Había un número prodigioso de veladores, mesas y escritorios de mármol y ébano. Por todas partes, consolas de maderas exóticas, nácar o carey, en las que descansaban bustos antiguos de mármol blanco, de colores o de bronce. Sobre una enorme mesa de mármol negro de Egipto con soporte de columnas, una magnífica copa de pórfiro azul. Una pared entera estaba ocupada por una biblioteca de columnas corintias repleta de incrustaciones de oro en piel, todas con las armas del cardenal. Las otras paredes aparecían cubiertas de cuadros colgados a distintas alturas. Fronsac reconoció algunos de Simon Vouet, La Caridad, de Jacques Blanchard, un Rómulo y Tito de Guerchin y Hermes y Onfalo de Francesco Romanelli. El suelo estaba cubierto de alfombras turcas, persas o chinas.

Sillones tapizados y banquetas estaban dispuestos en torno a una inmensa mesa de trabajo, mientras que un fuego crepitaba alegremente en la amplia chimenea de mármol.

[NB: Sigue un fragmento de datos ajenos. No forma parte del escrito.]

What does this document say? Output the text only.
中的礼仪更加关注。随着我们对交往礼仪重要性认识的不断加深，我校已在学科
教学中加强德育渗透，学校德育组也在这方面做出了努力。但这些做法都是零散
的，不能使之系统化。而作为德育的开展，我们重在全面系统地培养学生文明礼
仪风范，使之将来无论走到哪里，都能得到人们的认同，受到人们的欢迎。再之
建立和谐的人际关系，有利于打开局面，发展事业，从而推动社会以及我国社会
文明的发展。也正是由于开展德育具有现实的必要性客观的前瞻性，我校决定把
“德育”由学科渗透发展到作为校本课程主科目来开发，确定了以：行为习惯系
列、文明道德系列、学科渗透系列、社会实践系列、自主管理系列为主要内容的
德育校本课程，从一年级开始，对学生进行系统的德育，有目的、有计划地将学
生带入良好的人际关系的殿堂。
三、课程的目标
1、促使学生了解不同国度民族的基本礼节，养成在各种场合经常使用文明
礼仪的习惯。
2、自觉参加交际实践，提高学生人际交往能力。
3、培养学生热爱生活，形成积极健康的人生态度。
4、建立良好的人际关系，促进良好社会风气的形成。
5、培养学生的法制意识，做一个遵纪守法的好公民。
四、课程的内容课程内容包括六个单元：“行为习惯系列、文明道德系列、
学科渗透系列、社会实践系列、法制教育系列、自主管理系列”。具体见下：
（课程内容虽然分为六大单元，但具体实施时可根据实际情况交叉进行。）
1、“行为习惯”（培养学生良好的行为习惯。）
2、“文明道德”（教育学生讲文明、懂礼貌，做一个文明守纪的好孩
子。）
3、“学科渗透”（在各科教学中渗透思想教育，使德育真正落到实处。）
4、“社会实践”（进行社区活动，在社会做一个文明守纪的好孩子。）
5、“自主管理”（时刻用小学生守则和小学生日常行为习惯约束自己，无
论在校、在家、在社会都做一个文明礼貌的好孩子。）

—Permitidme presentaros a mi amigo Tomaso Ganducci —dijo Mazarino—. Tomaso es el mejor vendedor de guantes y de perfumes de Europa. Lo he hecho venir de Florencia. Mirad lo que me trae…

El cardenal hizo señas a Louis para que se acercase al atril.

—Tomaso es también un viejo amigo de mi familia —aseguró jovialmente el ministro—. Podéis hablar de cualquier cosa ante él.

Posó ostensiblemente su mano izquierda en el hombro del guantero para subrayar su confianza.

—Recibí ayer el informe que el señor de Tilly transmitió al señor de Aubray y que éste ha pasado a mi buen Le Tellier —prosiguió—. ¿Estáis seguro de que el señor Manessier fue asesinado?

—Lo estoy, monseñor —respondió Louis, desconcertado por la presencia del guantero florentino—. Estoy convencido de que quien dirige esta red de espionaje sabe que voy tras sus pasos. El propósito de este crimen es hacerme desistir de mi investigación.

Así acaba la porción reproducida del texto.